(CBS News) Doctors and health advocates have long warned of a link between sugar-sweetened beverages and obesity.
But as critics inside and outside the medical community often point out, studies reporting links between the drinks and the obesity epidemic don't necessarily prove cause and effect, and many other factors such as genetics, socioeconomic status and overall diet, may have contributed.
Now, a new randomized control trial - considered the research gold standard because it controls for factors that observational studies can't - has found that teens who drink lots of sugary drinks can lose weight if they swap the sodas for non-caloric beverages such as water or diet drinks.
The research was led by Dr. David Ludwig, director of the New Balance Foundation Obesity Prevention Center at the Harvard-affiliated Boston Children's Hospital. It's published in the Sept. 21 online issue of the New England Journal of Medicine.
"There have been few well-controlled clinical trials to examine this issue," Ludwig told CBSNews.com.
His new study involved 224 overweight and obese ninth and tenth-graders (124 boys, 100 girls) who were habitual sugar-sweetened beverage drinkers, meaning they had either a 12-ounce sugary drink or 100 percent fruit juice every day.
They split students into two groups, one of which received a delivery every two weeks of non-caloric beverages such as water, flavored-water and diet drinks for one full year. The other group that served as controls received no non-caloric drinks but were mailed a $50 gift card to a supermarket at four and eight months (with no instructions on what to use it on) to ensure they wouldn't drop out of the study.
Ludwig said the researchers wanted to see if solely changing the teen's household environment to carry fewer sugary drinks would have an effect on his or her weight without a behavioral intervention explicitly promoting weight loss.
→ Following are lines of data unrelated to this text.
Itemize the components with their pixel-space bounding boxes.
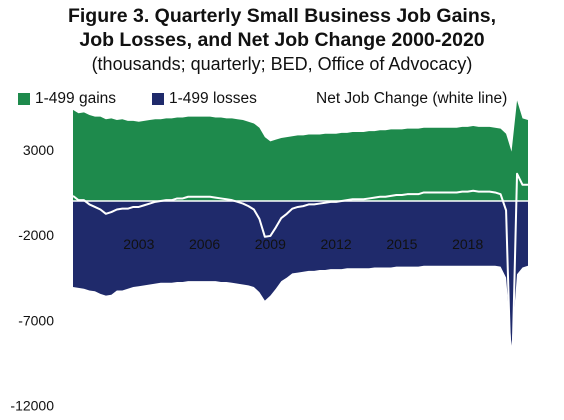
title-block: Figure 3. Quarterly Small Business Job G… [0, 4, 564, 76]
x-tick-label: 2018 [452, 236, 483, 252]
x-tick-label: 2009 [255, 236, 286, 252]
legend-label-gains: 1-499 gains [35, 90, 117, 107]
x-tick-label: 2012 [321, 236, 352, 252]
chart-title-line-2: Job Losses, and Net Job Change 2000-2020 [79, 29, 485, 51]
y-tick-label: -12000 [10, 398, 54, 414]
chart-areas [72, 100, 528, 400]
legend: 1-499 gains 1-499 losses Net Job Change … [0, 90, 564, 112]
series-losses-area [73, 201, 528, 346]
legend-item-net: Net Job Change (white line) [316, 90, 507, 108]
y-tick-label: 3000 [23, 142, 54, 158]
x-tick-label: 2006 [189, 236, 220, 252]
x-axis-ticks: 2003 2006 2009 2012 2015 2018 [123, 236, 483, 252]
legend-swatch-gains [18, 93, 30, 105]
legend-item-losses: 1-499 losses [152, 90, 257, 108]
x-tick-label: 2003 [123, 236, 154, 252]
legend-swatch-losses [152, 93, 164, 105]
legend-label-net: Net Job Change (white line) [316, 90, 508, 107]
y-axis-ticks: 3000 -2000 -7000 -12000 [10, 142, 54, 414]
chart-title-line-1: Figure 3. Quarterly Small Business Job G… [67, 5, 497, 27]
chart-title: Figure 3. Quarterly Small Business Job G… [0, 4, 564, 52]
y-tick-label: -2000 [18, 227, 54, 243]
legend-item-gains: 1-499 gains [18, 90, 116, 108]
legend-label-losses: 1-499 losses [169, 90, 257, 107]
chart-subtitle: (thousands; quarterly; BED, Office of Ad… [91, 54, 473, 74]
series-gains-area [73, 100, 528, 201]
x-tick-label: 2015 [386, 236, 417, 252]
y-tick-label: -7000 [18, 312, 54, 328]
series-net-line [72, 172, 528, 400]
It turns out that simply swapping the drinks out of the home helped. After statistically ruling out other demographics so the only difference between groups would be sugary drink intake, teens who had the non-caloric deliveries gained an average of four fewer pounds over the course of a year than soda drinkers in the control group.
The effect was strongest in children who were Hispanic, who gained a whopping 14 fewer pounds than the control group. Ludwig said this may be explained by research that suggests U.S. Hispanics create more insulin in response to sugar than non-Hispanics, and more insulin may lead to weight gain.
While Ludwig agrees obesity extends beyond one single dietary factor, he said his research shows sugary beverages should be near the top as a potentially easy target that could have an impact on weight gain.
"No other single food product has been shown to change body weight by this amount over a year simply through its reduction," Ludwig said.
The researchers then discontinued the deliveries and followed-up one year later. They found the difference in weight loss between groups was diminished.
"I would argue, that is the nature of an environmental change," said Ludwig. "Once the environment reverts back to the preexisting state, the behaviors revert. If a statin reduces cholesterol and you stop the statin, you wouldn't expect the effects of the cholesterol to be permanent."
Ludwig says the study lends support for changing a person's environment through public health initiatives. In New York City, changing the environment in local restaurants and eateries was the goal of Mayor Michael Bloomberg and health officials for the
Ludwig said he would go even further, recommending larger-scale public health interventions like restricting sugary drink advertising directed at children, making high-quality water freely available and convenient in schools (not just at far away water fountains), and implementing a soda tax of a cent or two per ounce. He concedes such measures would be "politically dicey."
"A simple focused intervention based on one dietary product to be able to produce weight loss in one year suggests this has major public health potential," he said.
About 18 percent of adolescents ages 12 through 19 are obese, according to the Centers for Disease Control and Prevention.
"We know, and science supports, that obesity is not uniquely caused by any single food or beverage," the American Beverage Association said in a statement emailed to CBSNews.com. "Thus, studies and opinion pieces that focus solely on sugar-sweetened beverages, or any other single source of calories, do nothing meaningful to help address this serious issue."